At the rear of the loft, I found Melissa cross-legged on the floor, flipping through her mother’s old albums.
“What are these things?” she asked. “Like clay tablets or something?”
“Nothing you recognize?”
“It’s all super-ancient.”
“Angela said that you wanted to see me.”
“I was waiting for you.”
“Waiting for what?”
“Just good practice. For our future.”
“Oh, right. I forgot.”
“Did you think about me at all today?”
“Every moment.”
“No, you didn’t. Phony talker. Pretender.”
“Am I?”
“Fake, fake, full of cake.”
“It’d be better for us both if I were.” I sat on the edge of an ottoman near her. “Actually, I was thinking today about an adventure we could go on together. A secret party. Would you like that?”
“Can I wear my birthday present dress?”
“No, they want to see you in your school uniform.”
“They who?”
“Paul and his friends. They want you to dance.”
“You told them? It was just for you that day.”
“I know. But if you make Paul like it too, maybe we can find out who hurt Aunt Mandy. Then your dad won’t be in trouble anymore.”
“And the police will stop bugging Mom with so many questions?”
“That’s right.”
“Why doesn’t Paul just help us, without any dancing?”
“He’s a little bit selfish.”
“I know.”
“Was he ever selfish with you?”
“In a way. He told me about that other kind of kissing. The one men really, really like.”
“He just talked or he showed you?”
“We looked at pictures on the Internet. I thought they were pretty rank.”
“Paul makes video shows like that. That’s why he wants you to dance for his friends. I want to bust them, so the cops can get them to tell us what really happened to Mandy.”
 
; “Will Paul go to jail?”
“He might. If we learn enough.”
She seemed to contemplate the prospect at length while a Roy Orbison song played.
“How do you know his friends will even like me?” she asked.
“They’re men. They won’t be able to help it.”
48
I was glad to get home that night, away from the gallery opening, away from the lingering party chatter that I could still hear below me—down in Angela’s loft—where Melissa, too, was shut away in her room for the night. I stretched out, but sleep eluded me. This was the same bed, I thought, where I had made love to Nathalie countless mad times, and where I used to lie awake after she was gone, wishing I could make my body shut down, my heart stop its beating. I wanted to die there, quickly, with no pain or fuss. Unfortunately, you can’t erase yourself from the world without violence. Even the strongest human will is not enough to paralyze your lungs, to reduce your vital processes to zero. You can fight sickness with sickness but not life with life. No, it takes a stronger poison than that.
A joke came into my head in the dark. What if Hogan’s God Almighty had gone slightly nuts like Angela’s ex? It was a funny thought. The result might be the world as we know it. I don’t care what Hogan says, there’s a flaw in the universe, and its name is death. How’s that for profundity—or was it blasphemy?
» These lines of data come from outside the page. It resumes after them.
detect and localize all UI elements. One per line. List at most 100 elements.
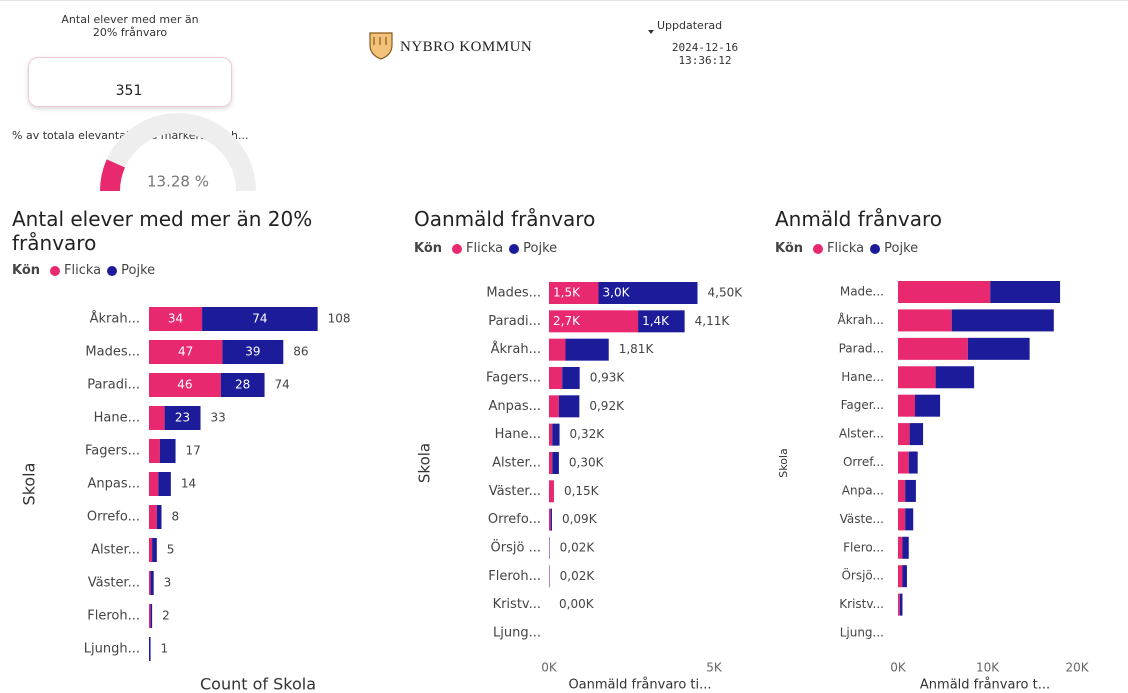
legend-label: Pojke <box>884 241 919 256</box>
segment-label: 28 <box>235 378 250 392</box>
bar-segment <box>990 281 1061 303</box>
bar-segment <box>149 439 160 463</box>
category-label: Fleroh... <box>87 609 140 624</box>
segment-label: 1,5K <box>553 286 581 300</box>
bar-segment <box>549 338 566 361</box>
bar-segment <box>598 282 698 304</box>
logo-shield <box>369 32 393 60</box>
category-label: Ljung... <box>493 625 541 640</box>
bar-segment <box>150 571 154 595</box>
bar-segment <box>898 593 900 616</box>
category-label: Mades... <box>85 345 140 360</box>
bar-segment <box>908 451 918 474</box>
category-label: Fagers... <box>486 370 541 385</box>
gauge-fill <box>100 159 125 191</box>
segment-label: 46 <box>177 378 192 392</box>
x-axis-label: Oanmäld frånvaro ti... <box>568 678 711 693</box>
kpi-card <box>28 57 232 107</box>
dropdown-arrow <box>648 30 654 34</box>
bar-segment <box>549 451 553 474</box>
bar-segment <box>905 479 916 502</box>
total-label: 2 <box>162 609 170 623</box>
category-label: Örsjö ... <box>491 538 541 555</box>
category-label: Hane... <box>495 427 541 442</box>
bar-segment <box>149 571 151 595</box>
bar-segment <box>898 394 916 417</box>
total-label: 17 <box>186 444 201 458</box>
legend-title: Kön <box>414 241 443 256</box>
category-label: Kristv... <box>839 597 884 611</box>
total-label: 4,50K <box>708 286 744 300</box>
bar-segment <box>898 508 906 531</box>
segment-label: 3,0K <box>603 286 631 300</box>
bar-segment <box>898 337 968 360</box>
bar-segment <box>158 472 171 496</box>
total-label: 33 <box>211 411 226 425</box>
bar-segment <box>898 451 909 474</box>
category-label: Hane... <box>94 411 140 426</box>
segment-label: 47 <box>178 345 193 359</box>
total-label: 3 <box>164 576 172 590</box>
bar-segment <box>909 423 924 446</box>
y-axis-label: Skola <box>20 463 39 506</box>
kpi-value: 351 <box>115 83 143 99</box>
bar-segment <box>150 604 153 628</box>
x-tick-label: 0K <box>541 661 558 675</box>
category-label: Anpas... <box>87 477 140 492</box>
bar-segment <box>149 505 157 529</box>
y-axis-label: Skola <box>416 443 434 483</box>
bar-segment <box>549 480 554 503</box>
total-label: 14 <box>181 477 196 491</box>
legend-label: Flicka <box>827 241 865 256</box>
total-label: 4,11K <box>695 314 731 328</box>
bar-segment <box>152 538 157 562</box>
total-label: 0,93K <box>590 370 626 384</box>
total-label: 0,02K <box>560 540 596 554</box>
total-label: 0,32K <box>570 427 606 441</box>
category-label: Paradi... <box>488 314 541 329</box>
bar-segment <box>558 395 580 418</box>
bar-segment <box>220 373 265 397</box>
category-label: Väster... <box>88 576 140 591</box>
total-label: 86 <box>293 345 308 359</box>
bar-segment <box>915 394 941 417</box>
bar-segment <box>149 340 223 364</box>
category-label: Åkrah... <box>838 312 885 327</box>
segment-label: 1,4K <box>642 314 670 328</box>
bar-segment <box>898 309 952 332</box>
bar-segment <box>202 307 318 331</box>
x-axis-label: Count of Skola <box>200 675 316 693</box>
logo-detail <box>373 37 387 45</box>
category-label: Anpas... <box>488 399 541 414</box>
bar-segment <box>550 508 552 531</box>
category-label: Ljungh... <box>84 642 140 657</box>
legend-title: Kön <box>775 241 804 256</box>
category-label: Anpa... <box>842 483 884 497</box>
legend: Kön Flicka Pojke <box>12 263 157 278</box>
chart-title: Oanmäld frånvaro <box>414 207 596 231</box>
category-label: Paradi... <box>87 378 140 393</box>
logo-text: NYBRO KOMMUN <box>400 39 533 55</box>
bar-segment <box>164 406 201 430</box>
bar-segment <box>562 366 580 389</box>
total-label: 8 <box>171 510 179 524</box>
legend-swatch <box>813 243 824 254</box>
legend-label: Pojke <box>523 241 558 256</box>
total-label: 1,81K <box>619 342 655 356</box>
total-label: 0,30K <box>569 455 605 469</box>
bar-segment <box>549 310 639 333</box>
legend-swatch <box>452 243 463 254</box>
bar-segment <box>549 282 599 304</box>
legend-swatch <box>107 265 118 276</box>
updated-label: Uppdaterad <box>657 19 723 32</box>
bar-segment <box>549 395 559 418</box>
segment-label: 34 <box>168 312 183 326</box>
category-label: Alster... <box>839 427 884 441</box>
category-label: Parad... <box>839 341 884 355</box>
total-label: 74 <box>275 378 290 392</box>
category-label: Åkrah... <box>90 311 140 327</box>
bar-segment <box>935 366 975 389</box>
legend-label: Flicka <box>64 263 102 278</box>
total-label: 5 <box>167 543 175 557</box>
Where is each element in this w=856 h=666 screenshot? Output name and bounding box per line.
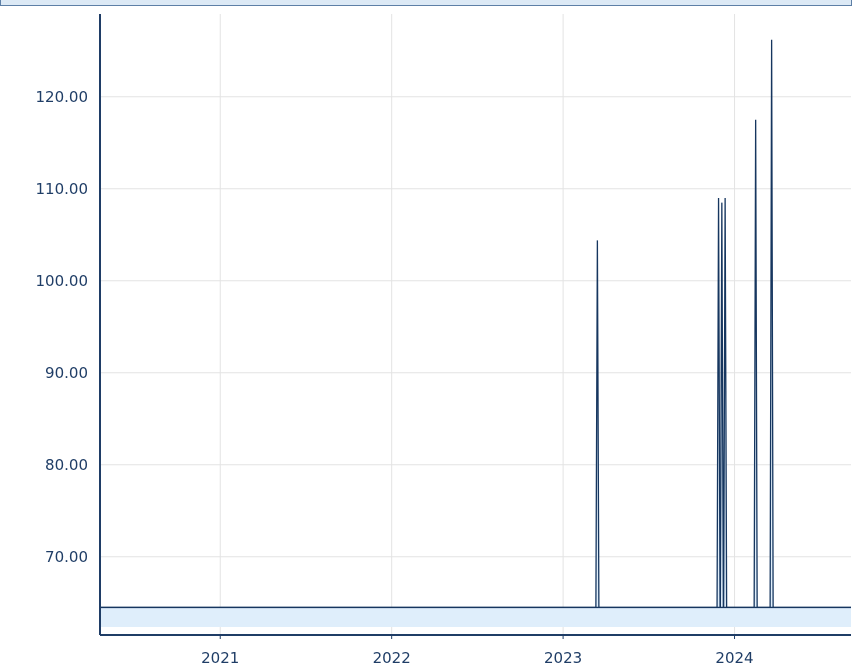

Great, I said to myself, now I’m doing theology on sleep meds and vodka. No wonder that Jehovah, like Hogan, comes into my mind at the oddest times. Often they arrive together.
Nathalie once had everything but innocence, I thought, and now I had everything but faith. Hogan says I lack the daring. You have to be willing to fight—and maybe die—for an innocence that you’ve already lost and no longer believe in. He calls it thinking like a soldier—a Christian soldier no less. According to him, it’s the very absurdity of faith, its evasion of logic and evidence, that makes it the only sane response to an irrational world. Or was it the other way around? Anyway Christ, to Hogan, is like a criminal whose dossier can never be closed. God is a crime against reason—the only one he condones. His theory makes no sense, but I understand it completely. Sometimes I think about Missy that way.